IR: Isso é muito curioso, porque ela amava roupas incríveis e tinha um estilo de vida bem luxuoso. É interessante que ela costuma ser descrita como uma mulher muito feminina, em contraponto a suas capacidades marciais. Mas eu gostaria de pensar que, na modernidade, as mulheres podem conseguir o que querem sem precisar manipular ninguém com batons e roupas bonitas. Embora, no fim das contas, caiba a cada mulher decidir o quanto elas querem usar a própria feminilidade para conseguir o que querem.

TAB: Nancy viu que teria de sujar as mãos e matar pessoas, se quisesse frear os nazistas. O que a fez perceber isso?

IR: Ela provavelmente sempre soube que essa seria uma das consequências do que fazia, embora haja uma diferença imensa entre pensar sobre algo e de fato fazer. Acho que ela estava disposta a pagar esse preço, ainda que não tenha sido fácil. Uma das coisas que tentamos mostrar no livro são as consequências da violência, não só para as vítimas, mas também para quem a perpetua.

Uma das muitas condecorações de Nancy - Divulgação - Divulgação
Uma das muitas condecorações de Nancy
Imagem: Divulgação

TAB: Ainda que ela tenha dito no passado que teria matado mais alemães se pudesse... Não é um pouco extremo?

IR: Acredito que seja só um reflexo do quanto ela odiava os nazistas e do compromisso que tinha com o propósito de acabar com eles. Não é algo que eu consiga imaginar dizer, mas também não consigo me imaginar entrando num quartel da Gestapo com uma granada na mão. Testemunhar todos os horrores da ocupação criou uma raiva assassina nela e, pessoalmente, sou muito grata por nunca ter tido uma experiência que me despertou um sentimento semelhante.

TAB: Em muitos países temos visto a ascensão de governos populistas e de extrema-direita, muitos dos quais comparados ao fascismo. Você considera que a democracia está ameaçada?

IR: Sim. Agora que a geração que vivenciou o nazismo está diminuindo, acho que é muito fácil esquecermos quão frágil a democracia é e como o ódio a outras pessoas pode se tornar uma força extremamente potente. Estudei a história da Alemanha e da Rússia na universidade e, para mim, havia sempre essa questão no ar, sobre o que havia de errado com a sociedade alemã que a fez permitir que os nazistas tenham chegado ao poder e todas as atrocidades que seguiram. E percebi que, infelizmente, isso é simplesmente parte da natureza humana.

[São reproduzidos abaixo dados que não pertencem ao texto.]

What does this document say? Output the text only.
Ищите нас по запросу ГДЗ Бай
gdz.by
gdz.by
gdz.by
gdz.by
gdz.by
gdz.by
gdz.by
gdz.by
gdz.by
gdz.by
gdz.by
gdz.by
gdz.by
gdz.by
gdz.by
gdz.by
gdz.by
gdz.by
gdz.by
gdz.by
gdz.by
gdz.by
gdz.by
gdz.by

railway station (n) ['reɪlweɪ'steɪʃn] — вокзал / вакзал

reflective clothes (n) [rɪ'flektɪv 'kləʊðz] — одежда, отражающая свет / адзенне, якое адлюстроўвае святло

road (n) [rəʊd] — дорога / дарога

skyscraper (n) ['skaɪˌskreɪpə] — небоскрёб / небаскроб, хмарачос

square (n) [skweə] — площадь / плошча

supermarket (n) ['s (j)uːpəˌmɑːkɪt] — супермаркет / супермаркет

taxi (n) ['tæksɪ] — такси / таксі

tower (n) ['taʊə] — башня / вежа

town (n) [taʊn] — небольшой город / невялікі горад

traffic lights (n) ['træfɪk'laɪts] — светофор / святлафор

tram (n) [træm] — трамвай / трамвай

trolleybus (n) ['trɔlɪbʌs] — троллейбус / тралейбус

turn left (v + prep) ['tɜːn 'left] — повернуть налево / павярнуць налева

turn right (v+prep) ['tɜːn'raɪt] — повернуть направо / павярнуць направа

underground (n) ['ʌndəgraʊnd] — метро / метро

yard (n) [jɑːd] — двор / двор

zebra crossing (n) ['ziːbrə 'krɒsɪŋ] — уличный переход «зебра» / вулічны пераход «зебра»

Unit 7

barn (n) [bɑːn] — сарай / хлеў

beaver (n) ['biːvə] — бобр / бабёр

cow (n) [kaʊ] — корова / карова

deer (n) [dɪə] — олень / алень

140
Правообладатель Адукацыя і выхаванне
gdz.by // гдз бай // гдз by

Mas uma minoria significativa de pessoas pode ser maltratada pelo ódio violento de outras. E é necessário um esforço combinado de todos para manter a lei nessas circunstâncias. Então, não penso que temos que olhar para o mundo agora e, mais uma vez, nos perguntar "o que havia de errado com os alemães?". A pergunta deveria ser "o que há de errado com as pessoas?". E, na minha visão, um dos maiores problemas é memória. Não acho que chegamos a esse ponto, mas espero que não estejamos longe demais para ter esquecido o quão horrível essas forças podem ser quando são liberadas.

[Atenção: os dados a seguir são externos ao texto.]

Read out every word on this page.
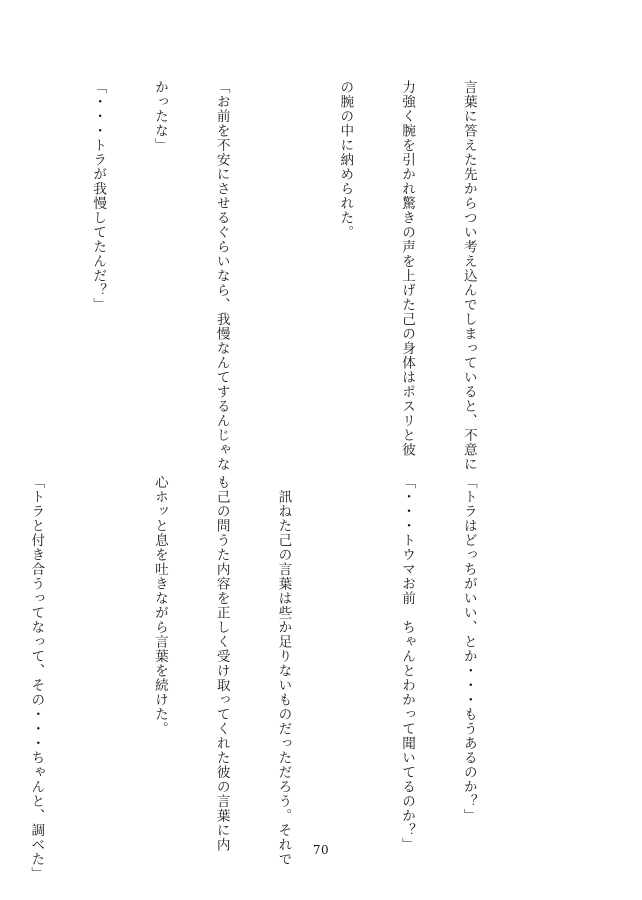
言葉に答えた先からつい考え込んでしまっていると、不意に

力強く腕を引かれ驚きの声を上げた己の身体はポスリと彼

の腕の中に納められた。

「お前を不安にさせるぐらいなら、我慢なんてするんじゃな

かったな」

「・・・トラが我慢してたんだ？」

「トラはどっちがいい、とか・・・もうあるのか？」

「・・・トウマお前　ちゃんとわかって聞いてるのか？」

　訊ねた己の言葉は些か足りないものだっただろう。それで

も己の問うた内容を正しく受け取ってくれた彼の言葉に内

心ホッと息を吐きながら言葉を続けた。

「トラと付き合うってなって、その・・・ちゃんと、調べた」

	70
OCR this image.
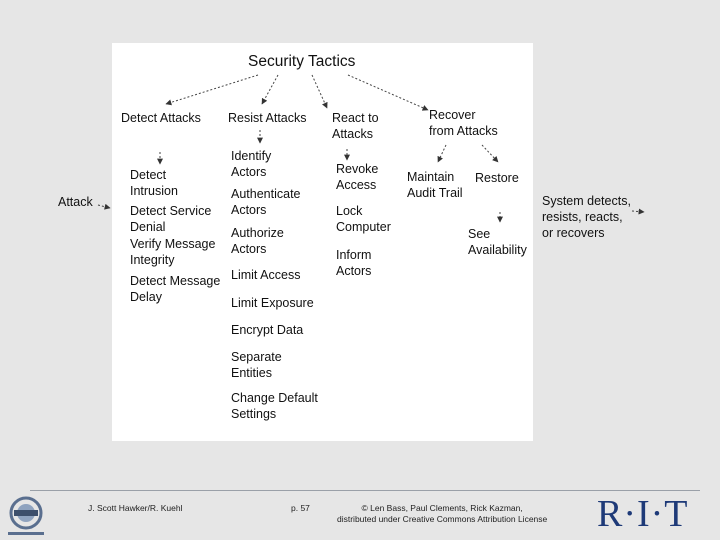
Security Tactics
Attack	System detects,
resists, reacts,
or recovers
Detect Attacks
Detect
Intrusion
Detect Service
Denial
Verify Message
Integrity
Detect Message
Delay
Resist Attacks
Identify
Actors
Authenticate
Actors
Authorize
Actors
Limit Access
Limit Exposure
Encrypt Data
Separate
Entities
Change Default
Settings
React to
Attacks
Revoke
Access
Lock
Computer
Inform
Actors
Recover
from Attacks
Maintain
Audit Trail
Restore
See
Availability
J. Scott Hawker/R. Kuehl	p. 57	© Len Bass, Paul Clements, Rick Kazman,
distributed under Creative Commons Attribution License R·I·T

TAB: Há semelhanças entre a situação atual e as que levaram à Segunda Guerra Mundial?

IR: Sim e não, pois há muitas diferenças, e ao mesmo tempo os seres humanos permanecem os mesmos. Nós vivemos uma vida muito mais conectada, com mais oportunidades de aprender e entender uns aos outros. Também considero que estamos vivendo em tempos nos quais o racismo e intolerâncias de todos os tipos têm sido mais questionadas. Mas há semelhanças, como grandes desigualdades sociais e a pressão das mudanças climáticas, que tendem a nos dividir, além de colapsos financeiros parecidos com os que levaram os nazistas ao poder. Isso não significa que nosso destino é o mesmo. Ao menos no Reino Unido e nos Estados Unidos, vimos que quando os populistas chegam ao poder, eles na verdade não são bons governando. Então, talvez a gente tenha mais sorte dessa vez.

TAB: O que podemos aprender com a história da Nancy?

IR: O mais importante é a confirmação da máxima de que tempos extraordinários fazem aparecer pessoas extraordinárias. É um história que nos ensina que precisamos de pessoas com comprometimento e convicções para atravessar tempos obscuros. E que a humanidade já passou por situações ruins no passado, mas conseguiu superar.